I’m old enough to be thinking about this future fairly regularly. For the moment though, I’m more focused on my imminent graduation into the 70-74 category, where I will be among the youngest (or least old) competitors, and a serious chance at a podium finish.

One thought on “Older Australians are healthier than ever, but this hasn’t changed the way we talk or think about over-70s

  1. I think what we have done is hit a plateau in the matter of the health and longevity of old persons in Australia.

    https://www.aihw.gov.au/reports/life-expectancy-deaths/deaths-in-australia/contents/life-expectancy

    Further, I consider that we will soon witness the beginning of a long term decline in the key measures. Because I am too lazy to research and write much anymore (as just an amateur in such pursuits), I will let the LLM do most of my talking.

    “Evidence of a Plateau and Potential Decline

    • Stagnant Life Expectancy: For the first time since the mid-1990s, Australian life expectancy decreased for two consecutive years (2020–2022 and 2021–2023). The 2022–2024 data showed zero improvement from the 2021–2023 figures, effectively confirming a plateau.
    • Rising Mortality Among Elderly: The median age at death was 79.6 for men and 84.7 for women in 2024, with a significant rise in deaths registered for people aged 75 and over, driven partly by dementia, which has become the leading cause of death.
    • Declining “Health Span”: While lifespan (how long we live) has been high, health span (how long we live well) has not kept pace. There is an estimated 12-year gap between lifespan and health span, with many older Australians experiencing “poor health” or “disability” in their final years.
    • High Chronic Disease Burden: Roughly 6 in 10 Australians live with a chronic illness, and about 90% of deaths for those over 45 are linked to conditions like cancer, heart disease, and dementia.

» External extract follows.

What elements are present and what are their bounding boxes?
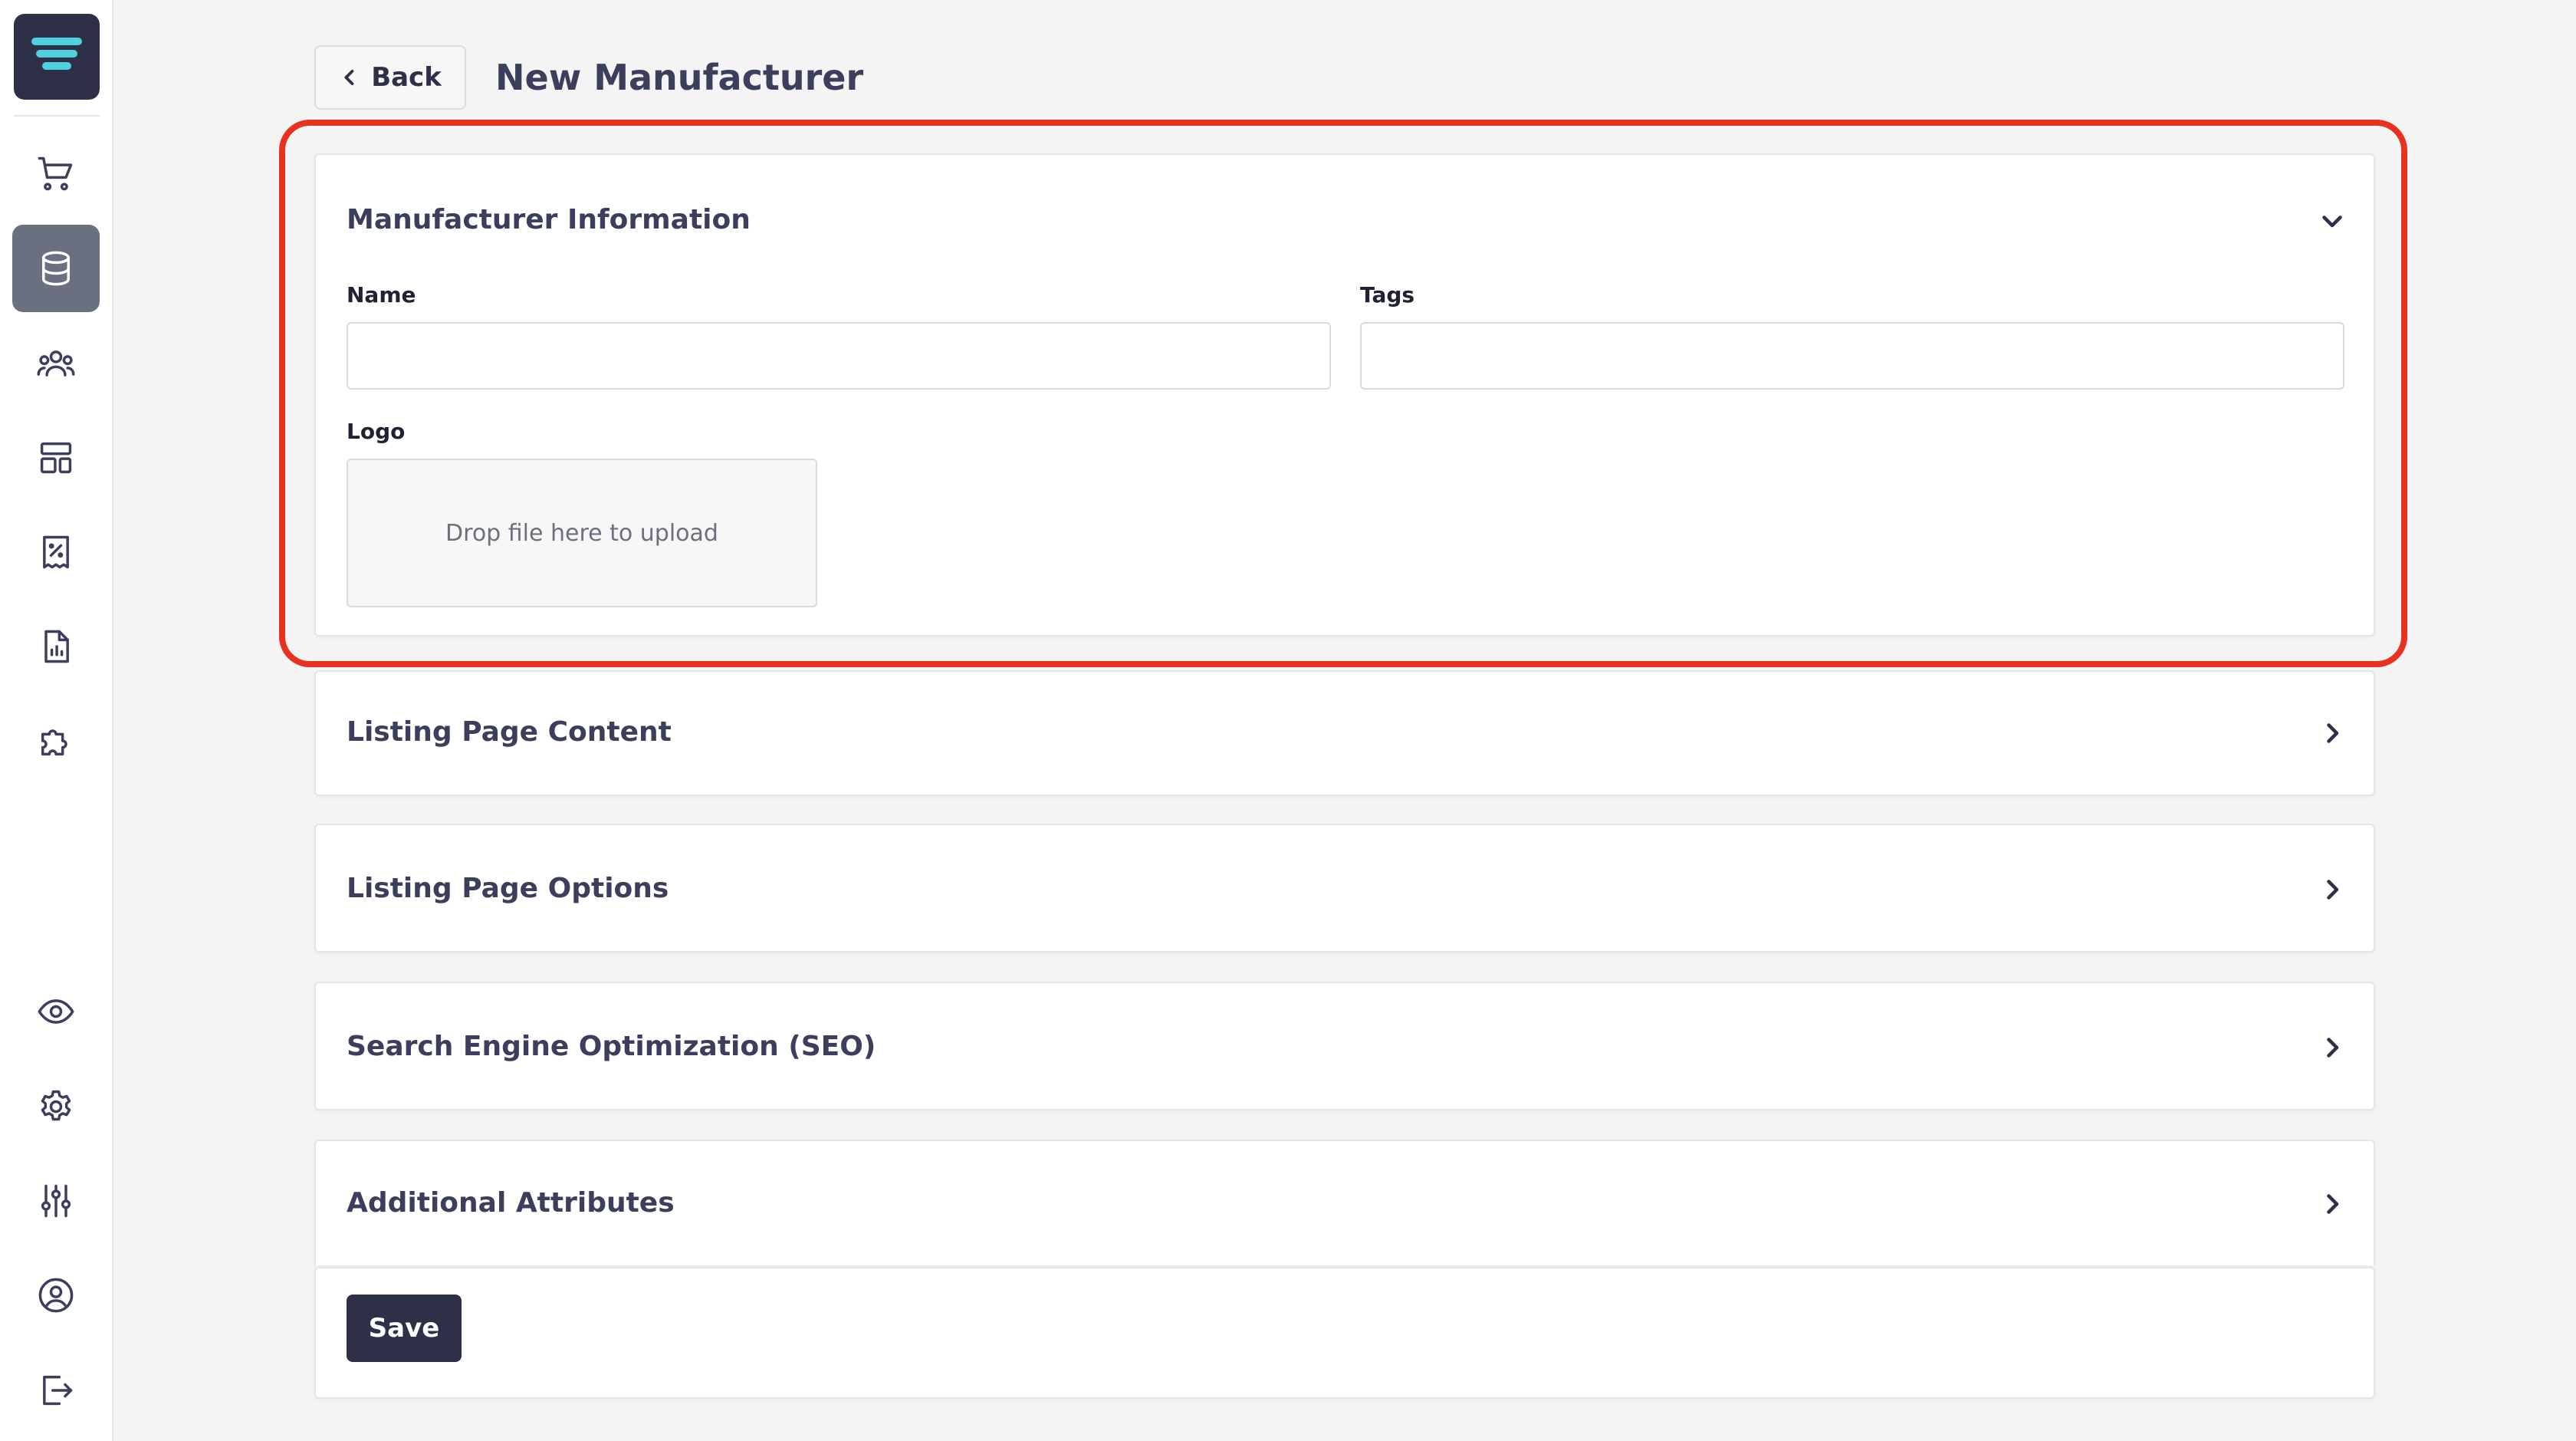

    Factors Driving the Potential Decline

    • COVID-19 and its Long-Term Impact: COVID-19 significantly affected mortality, becoming the third leading cause of death in 2022. Continued excess mortality into 2023 has maintained downward pressure on overall life expectancy.
    • Cost of Living pressures: Reports indicate that 45% of older Australians believe their situation is getting worse, with financial stress, rising costs of medical care, and food causing many to skip meals or put off healthcare.
    • Lifestyle-Related Disease: 75% of Australians fail to meet physical activity recommendations, leading to increased rates of disability.
    • Second Wave of Aging: A new wave of aging, starting around 2026, will rapidly increase the population aged 80 and over, putting immense strain on the aged care and health systems. ” – Google AI.

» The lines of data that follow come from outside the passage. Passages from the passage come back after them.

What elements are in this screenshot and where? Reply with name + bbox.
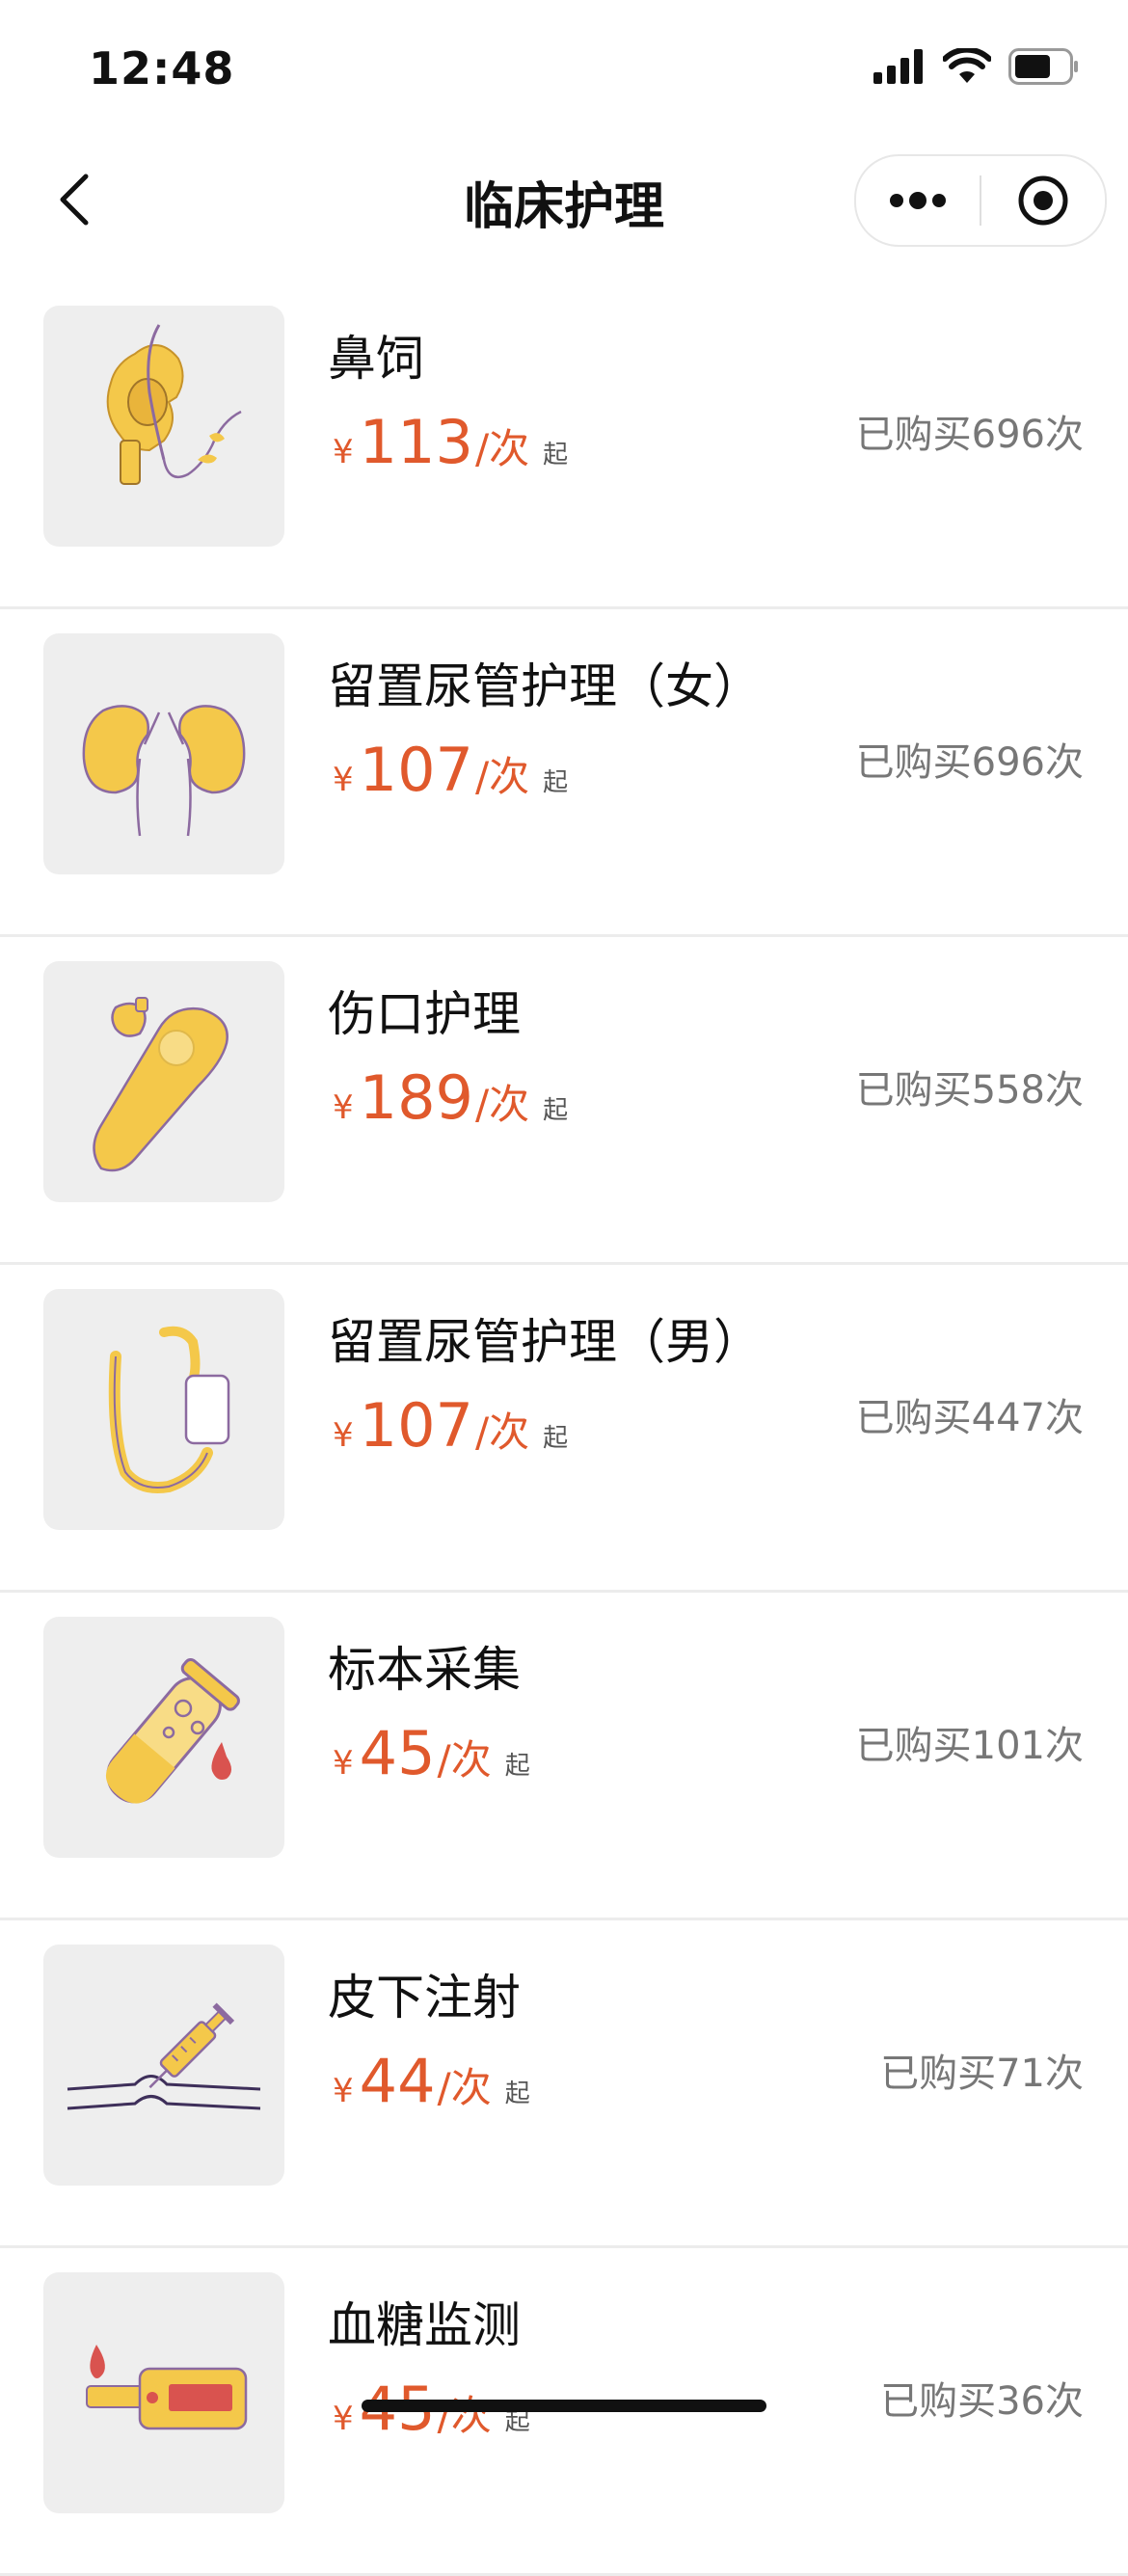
service-name: 鼻饲	[328, 331, 424, 387]
nav-bar: 临床护理	[0, 145, 1128, 260]
currency-symbol: ¥	[333, 433, 354, 471]
service-thumbnail	[43, 961, 284, 1202]
service-name: 标本采集	[328, 1642, 521, 1698]
close-miniprogram-button[interactable]	[981, 156, 1105, 245]
status-time: 12:48	[89, 42, 235, 94]
cellular-signal-icon	[873, 49, 923, 84]
status-bar: 12:48	[0, 0, 1128, 135]
kidney-icon	[82, 705, 246, 837]
price-value: 189	[359, 1062, 473, 1133]
catheter-bag-icon	[108, 1326, 230, 1493]
service-price: ¥ 113 /次 起	[333, 407, 568, 477]
sold-count: 已购买696次	[855, 740, 1084, 785]
currency-symbol: ¥	[333, 2400, 354, 2438]
sold-count: 已购买696次	[855, 413, 1084, 457]
sold-count: 已购买71次	[880, 2052, 1084, 2096]
miniprogram-capsule	[854, 154, 1107, 247]
service-item[interactable]: 留置尿管护理（男） ¥ 107 /次 起 已购买447次	[0, 1265, 1128, 1593]
currency-symbol: ¥	[333, 1088, 354, 1127]
service-name: 伤口护理	[328, 986, 521, 1042]
service-item[interactable]: 伤口护理 ¥ 189 /次 起 已购买558次	[0, 937, 1128, 1265]
sold-count: 已购买101次	[855, 1724, 1084, 1768]
service-list: 鼻饲 ¥ 113 /次 起 已购买696次 留置尿管护理（女） ¥ 107 /次…	[0, 282, 1128, 2576]
currency-symbol: ¥	[333, 2072, 354, 2110]
price-value: 107	[359, 735, 473, 805]
price-from-label: 起	[543, 768, 569, 797]
sold-count: 已购买558次	[855, 1068, 1084, 1113]
price-unit: /次	[474, 425, 530, 472]
price-unit: /次	[437, 2392, 492, 2439]
service-price: ¥ 189 /次 起	[333, 1062, 568, 1133]
service-item[interactable]: 留置尿管护理（女） ¥ 107 /次 起 已购买696次	[0, 609, 1128, 937]
target-circle-icon	[1018, 175, 1068, 226]
service-thumbnail	[43, 1289, 284, 1530]
service-price: ¥ 44 /次 起	[333, 2046, 530, 2116]
service-name: 皮下注射	[328, 1970, 521, 2026]
service-thumbnail	[43, 306, 284, 547]
price-value: 45	[359, 1718, 436, 1788]
nasal-feeding-icon	[106, 324, 242, 485]
home-indicator[interactable]	[362, 2400, 766, 2412]
price-unit: /次	[437, 1736, 492, 1784]
service-price: ¥ 107 /次 起	[333, 1390, 568, 1461]
currency-symbol: ¥	[333, 1416, 354, 1455]
currency-symbol: ¥	[333, 1744, 354, 1783]
sold-count: 已购买36次	[880, 2379, 1084, 2424]
more-dots-icon	[890, 192, 946, 209]
price-value: 113	[359, 407, 473, 477]
service-price: ¥ 107 /次 起	[333, 735, 568, 805]
service-thumbnail	[43, 633, 284, 874]
service-name: 血糖监测	[328, 2297, 521, 2353]
price-from-label: 起	[504, 1752, 530, 1781]
service-item[interactable]: 标本采集 ¥ 45 /次 起 已购买101次	[0, 1593, 1128, 1920]
service-thumbnail	[43, 1617, 284, 1858]
glucose-meter-icon	[86, 2345, 248, 2430]
price-from-label: 起	[543, 1096, 569, 1125]
wifi-icon	[943, 48, 991, 83]
service-item[interactable]: 鼻饲 ¥ 113 /次 起 已购买696次	[0, 282, 1128, 609]
service-price: ¥ 45 /次 起	[333, 1718, 530, 1788]
price-value: 44	[359, 2046, 436, 2116]
service-thumbnail	[43, 2272, 284, 2513]
price-unit: /次	[474, 1081, 530, 1128]
syringe-icon	[67, 2002, 261, 2110]
price-from-label: 起	[504, 2080, 530, 2108]
wound-care-icon	[93, 997, 228, 1172]
service-item[interactable]: 血糖监测 ¥ 45 /次 起 已购买36次	[0, 2248, 1128, 2576]
service-name: 留置尿管护理（女）	[328, 658, 762, 714]
status-icons	[873, 48, 1080, 85]
service-name: 留置尿管护理（男）	[328, 1314, 762, 1370]
currency-symbol: ¥	[333, 761, 354, 799]
price-value: 107	[359, 1390, 473, 1461]
sold-count: 已购买447次	[855, 1396, 1084, 1440]
battery-icon	[1008, 48, 1078, 85]
price-unit: /次	[474, 753, 530, 800]
price-from-label: 起	[543, 1424, 569, 1453]
test-tube-icon	[106, 1657, 240, 1804]
price-from-label: 起	[543, 441, 569, 470]
price-unit: /次	[437, 2064, 492, 2111]
price-unit: /次	[474, 1409, 530, 1456]
service-item[interactable]: 皮下注射 ¥ 44 /次 起 已购买71次	[0, 1920, 1128, 2248]
service-thumbnail	[43, 1945, 284, 2186]
more-button[interactable]	[856, 156, 980, 245]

    I think the key processes now threatening human health in Australia are;

    (a) the environment is in severe and rapid decline (climate change, waste and pollution);

    (b) the real economy and the logic of policy decisions are in decline due to unchecked austerity and neoliberalism; and

    (b) public health and medical care, in theory and in practice, are declining disciplines in Australia. The new neoliberal ideologies of antivax-ism, leaving the vulnerable behind, and letting new highly transmissible and dangerous pandemic disease become endemic (as the preferred “control” method) are all recipes for an ever-spreading disaster.

    I say enjoy things while you can, but without making things worse by excess consumption and while helping where you can. I am sure all good-willed and informed people are trying to do this. However, we need to maintain a realistic view of what a parlous state this nation is really in and just how close to rapidly accelerating disasters we are. As I keep saying, without radical political economy change to our system we were really are in danger of becoming a failed society and a failed state. And that’s just Australia. Heaven help the 3/4ths or more of the world that are in a worse position than us.